In Spokane, for example, Volya and Otto come across a rather interesting set of characters outside a Sprague Street bar. It’s another of those moments when Volya-descendant of a line of Siberian holy men-remains safely unaware of the machinations of the wild world around him, despite his long residency in America:

“Halfway up the block a small collection of souls had spilled out the front door of a brightly lit place called Irv’s. We’d passed it on the way down and seen several muscular, six-foot-tall women dressed in garish heels and an abundance of makeup. I’d decided to say nothing and see if Rinpoche noticed. He did.

‘What is?’ he’d asked when we were safely past.

‘A transvestite bar, I think.’

‘What is that?’roland-merullo1

One imagines “God” recognizes at a glance all of his creation, but often Volya feigns naivety, allowing Merullo to render in scene the quirky holy man’s life-lessons.  Here, teaching is tempered with laugher as the gentle Russian explains himself in his Slavic accent to the manly cross dressers: “‘Monk,’ he said, and then, pinching the fabric of his robe and holding it toward her, ‘Transwestite, too.'”
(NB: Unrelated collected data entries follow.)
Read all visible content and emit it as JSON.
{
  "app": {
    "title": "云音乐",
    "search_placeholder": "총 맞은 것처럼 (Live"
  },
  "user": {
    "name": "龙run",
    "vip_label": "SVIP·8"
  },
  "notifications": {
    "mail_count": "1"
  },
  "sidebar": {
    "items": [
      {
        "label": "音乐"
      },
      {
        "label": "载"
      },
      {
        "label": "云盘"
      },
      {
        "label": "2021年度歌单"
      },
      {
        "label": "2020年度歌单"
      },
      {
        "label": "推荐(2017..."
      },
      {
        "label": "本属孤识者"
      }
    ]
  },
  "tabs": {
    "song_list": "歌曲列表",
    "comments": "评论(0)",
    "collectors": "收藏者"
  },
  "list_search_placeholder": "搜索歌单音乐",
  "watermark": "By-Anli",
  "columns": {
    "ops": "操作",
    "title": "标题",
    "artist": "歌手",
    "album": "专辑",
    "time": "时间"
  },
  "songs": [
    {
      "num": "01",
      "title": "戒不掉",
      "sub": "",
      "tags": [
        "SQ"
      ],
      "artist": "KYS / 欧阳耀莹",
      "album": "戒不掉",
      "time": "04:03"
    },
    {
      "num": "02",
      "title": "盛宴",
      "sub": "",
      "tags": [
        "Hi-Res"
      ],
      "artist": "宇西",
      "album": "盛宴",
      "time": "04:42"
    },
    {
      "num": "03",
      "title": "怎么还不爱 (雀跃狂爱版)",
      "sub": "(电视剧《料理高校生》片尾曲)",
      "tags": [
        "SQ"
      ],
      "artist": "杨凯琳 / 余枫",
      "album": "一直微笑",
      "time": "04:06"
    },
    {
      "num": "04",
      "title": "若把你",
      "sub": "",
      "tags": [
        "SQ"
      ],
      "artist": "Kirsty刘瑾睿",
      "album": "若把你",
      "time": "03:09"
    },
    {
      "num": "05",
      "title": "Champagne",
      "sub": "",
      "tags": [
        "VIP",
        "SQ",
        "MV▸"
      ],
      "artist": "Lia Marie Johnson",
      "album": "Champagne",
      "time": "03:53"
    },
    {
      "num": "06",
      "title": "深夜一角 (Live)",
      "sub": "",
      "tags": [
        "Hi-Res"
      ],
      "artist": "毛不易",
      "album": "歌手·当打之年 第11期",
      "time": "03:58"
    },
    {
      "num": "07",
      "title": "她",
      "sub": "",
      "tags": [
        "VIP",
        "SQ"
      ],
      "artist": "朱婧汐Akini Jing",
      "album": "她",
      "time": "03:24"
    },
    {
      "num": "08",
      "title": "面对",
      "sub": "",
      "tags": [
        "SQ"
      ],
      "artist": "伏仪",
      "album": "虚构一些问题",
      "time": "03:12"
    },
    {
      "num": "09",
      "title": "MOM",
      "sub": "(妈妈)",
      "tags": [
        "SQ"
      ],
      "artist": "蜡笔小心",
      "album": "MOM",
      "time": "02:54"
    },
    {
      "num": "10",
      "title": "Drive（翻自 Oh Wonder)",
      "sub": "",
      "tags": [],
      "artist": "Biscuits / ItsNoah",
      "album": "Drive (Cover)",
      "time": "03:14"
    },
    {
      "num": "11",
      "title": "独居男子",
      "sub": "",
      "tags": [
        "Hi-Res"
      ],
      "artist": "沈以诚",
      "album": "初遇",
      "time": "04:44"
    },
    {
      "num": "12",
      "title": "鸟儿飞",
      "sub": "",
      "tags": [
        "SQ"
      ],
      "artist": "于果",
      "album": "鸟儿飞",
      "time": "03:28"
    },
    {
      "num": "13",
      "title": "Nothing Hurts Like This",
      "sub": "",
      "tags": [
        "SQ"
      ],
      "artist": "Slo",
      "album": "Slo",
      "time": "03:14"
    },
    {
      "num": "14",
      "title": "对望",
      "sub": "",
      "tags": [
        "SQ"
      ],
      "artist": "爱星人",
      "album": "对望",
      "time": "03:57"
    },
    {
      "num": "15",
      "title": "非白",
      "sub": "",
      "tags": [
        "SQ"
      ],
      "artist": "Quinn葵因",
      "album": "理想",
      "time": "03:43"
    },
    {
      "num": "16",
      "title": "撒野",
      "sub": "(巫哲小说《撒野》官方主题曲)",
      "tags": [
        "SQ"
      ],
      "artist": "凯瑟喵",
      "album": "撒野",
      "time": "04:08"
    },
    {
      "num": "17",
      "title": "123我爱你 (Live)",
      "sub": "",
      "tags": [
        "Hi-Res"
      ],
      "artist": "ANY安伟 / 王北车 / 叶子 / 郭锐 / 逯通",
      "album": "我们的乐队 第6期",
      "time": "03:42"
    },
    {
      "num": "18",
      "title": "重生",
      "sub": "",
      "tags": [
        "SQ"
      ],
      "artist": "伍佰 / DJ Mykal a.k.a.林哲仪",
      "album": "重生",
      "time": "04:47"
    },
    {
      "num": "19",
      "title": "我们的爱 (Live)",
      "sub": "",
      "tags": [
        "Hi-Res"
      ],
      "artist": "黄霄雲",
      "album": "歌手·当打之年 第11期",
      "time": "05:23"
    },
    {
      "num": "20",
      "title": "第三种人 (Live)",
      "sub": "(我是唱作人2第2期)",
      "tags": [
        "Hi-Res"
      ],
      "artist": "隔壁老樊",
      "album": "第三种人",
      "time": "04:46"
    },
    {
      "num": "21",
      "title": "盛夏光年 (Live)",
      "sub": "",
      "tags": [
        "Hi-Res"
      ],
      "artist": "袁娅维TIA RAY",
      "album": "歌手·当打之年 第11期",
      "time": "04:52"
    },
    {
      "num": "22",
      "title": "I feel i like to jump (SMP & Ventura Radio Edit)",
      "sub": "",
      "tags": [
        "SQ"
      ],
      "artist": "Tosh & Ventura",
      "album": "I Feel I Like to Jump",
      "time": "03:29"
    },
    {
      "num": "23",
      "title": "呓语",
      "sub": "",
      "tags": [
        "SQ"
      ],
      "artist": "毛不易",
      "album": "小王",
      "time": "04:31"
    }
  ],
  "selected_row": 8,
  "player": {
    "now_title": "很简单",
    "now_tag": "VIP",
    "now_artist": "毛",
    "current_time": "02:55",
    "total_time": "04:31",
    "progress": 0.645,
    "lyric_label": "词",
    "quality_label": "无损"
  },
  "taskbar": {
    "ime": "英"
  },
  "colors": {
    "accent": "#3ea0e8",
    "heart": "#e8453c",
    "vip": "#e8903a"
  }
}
The novel recalls William Least Heat-Moon’s Blue Highway in its rather stark descriptions of the landscapes and grim little towns of the American Northwest; we visit dim bars, desperate Indian reservations and cheap casinos, all while Merullo excels at capturing the wide open vistas interspersed with mountains. He thankfully shies from Theroux’s minutia in favor of broad Bill Bryson-esque chuckles.

But the underlying the novel’s humor is Otto’s sorrow at losing his wife; in this way the journey is Otto’s alone. While Volya’s occasional guidance and meditations offer Otto subtle nudges along the path to recovery, for the most part, Otto is simply not ready. His wound is fresh and raw, his loneliness palpable. The book’s Library of Congress catalogue description marks Lunch with Buddha as “Middle-Aged Men” terrain, and while it certainly is that, it is also a novel that makes an earnest attempt at communicating the need for healing in anyone who has experienced loss. That includes a rediscovery of God.
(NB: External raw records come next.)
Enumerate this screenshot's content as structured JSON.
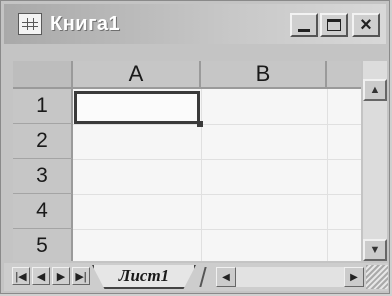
{
  "window": {
    "title": "Книга1",
    "icons": {
      "app": "spreadsheet-icon",
      "minimize": "minimize-icon",
      "maximize": "maximize-icon",
      "close": "close-icon"
    },
    "close_glyph": "×"
  },
  "grid": {
    "columns": [
      "A",
      "B",
      ""
    ],
    "rows": [
      "1",
      "2",
      "3",
      "4",
      "5"
    ],
    "active_cell": "A1"
  },
  "sheet_tabs": {
    "active": "Лист1",
    "nav_glyphs": [
      "|◀",
      "◀",
      "▶",
      "▶|"
    ]
  },
  "scroll": {
    "up_glyph": "▲",
    "down_glyph": "▼",
    "left_glyph": "◀",
    "right_glyph": "▶"
  }
}
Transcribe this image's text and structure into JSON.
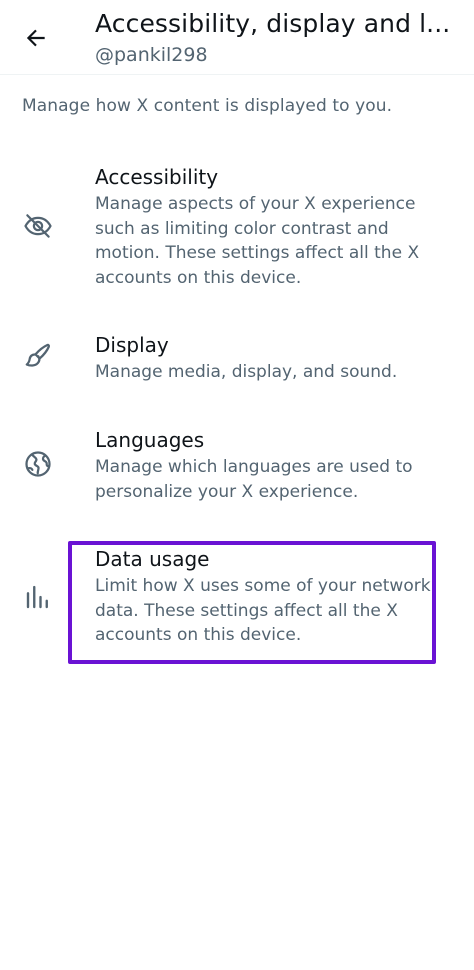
{
  "header": {
    "title": "Accessibility, display and l...",
    "username": "@pankil298"
  },
  "intro": "Manage how X content is displayed to you.",
  "items": [
    {
      "label": "Accessibility",
      "description": "Manage aspects of your X experience such as limiting color contrast and motion. These settings affect all the X accounts on this device.",
      "icon": "eye-slash-icon"
    },
    {
      "label": "Display",
      "description": "Manage media, display, and sound.",
      "icon": "brush-icon"
    },
    {
      "label": "Languages",
      "description": "Manage which languages are used to personalize your X experience.",
      "icon": "globe-icon"
    },
    {
      "label": "Data usage",
      "description": "Limit how X uses some of your network data. These settings affect all the X accounts on this device.",
      "icon": "bar-chart-icon"
    }
  ],
  "colors": {
    "text_primary": "#0f1419",
    "text_secondary": "#536471",
    "highlight": "#6a12d4"
  }
}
“A person has faith,” Otto meditates mid-way through his journey, “or lacks it. In my brother-in-law, however, this tone, this essence I’m trying to describe, did not feel like faith; it felt, if you will forgive me, like fact. If you asked him how he knew there was a God, or a ‘Divine Intelligence’ as he usually preferred to put it, he’d touch the ground or point to a tree or a cup or a blade of grass, as if challenging you to come up with another explanation for the simple fact of its existence. Or the simple fact of yours. If you asked him what God was like, he would always answer, ‘Don’t know.'”

It’s the journey that makes Lunch with Buddha worth the read, a long drive with God as he searches for God himself; Otto an everyman stand in for us, articulating his constant doubts, as well as his aching desire to know. “Don’t know,” is Volya’s first and last lesson. It’s no surprise then that Lunch with Buddha teaches so much.


Roland Merullo (Micronesia 1979-80), is the author of 14 books. Breakfast with Buddha, the prequel to Lunch with Buddha, was nominated for the International IMPAC Dublin Literary Award. Merullo teaches writing at Bennington and Amherst, and has contributed to The New York Times, Outside, Yankee Magazine, Newsweek, and elsewhere. He lives in western Massachusetts with his wife and two daughters.

Reviewer Tony D’Souza’s  (Ivory Coast 2000-2002, Madagascar 2002-2003)latest novel, Mule, is at Warner Bros.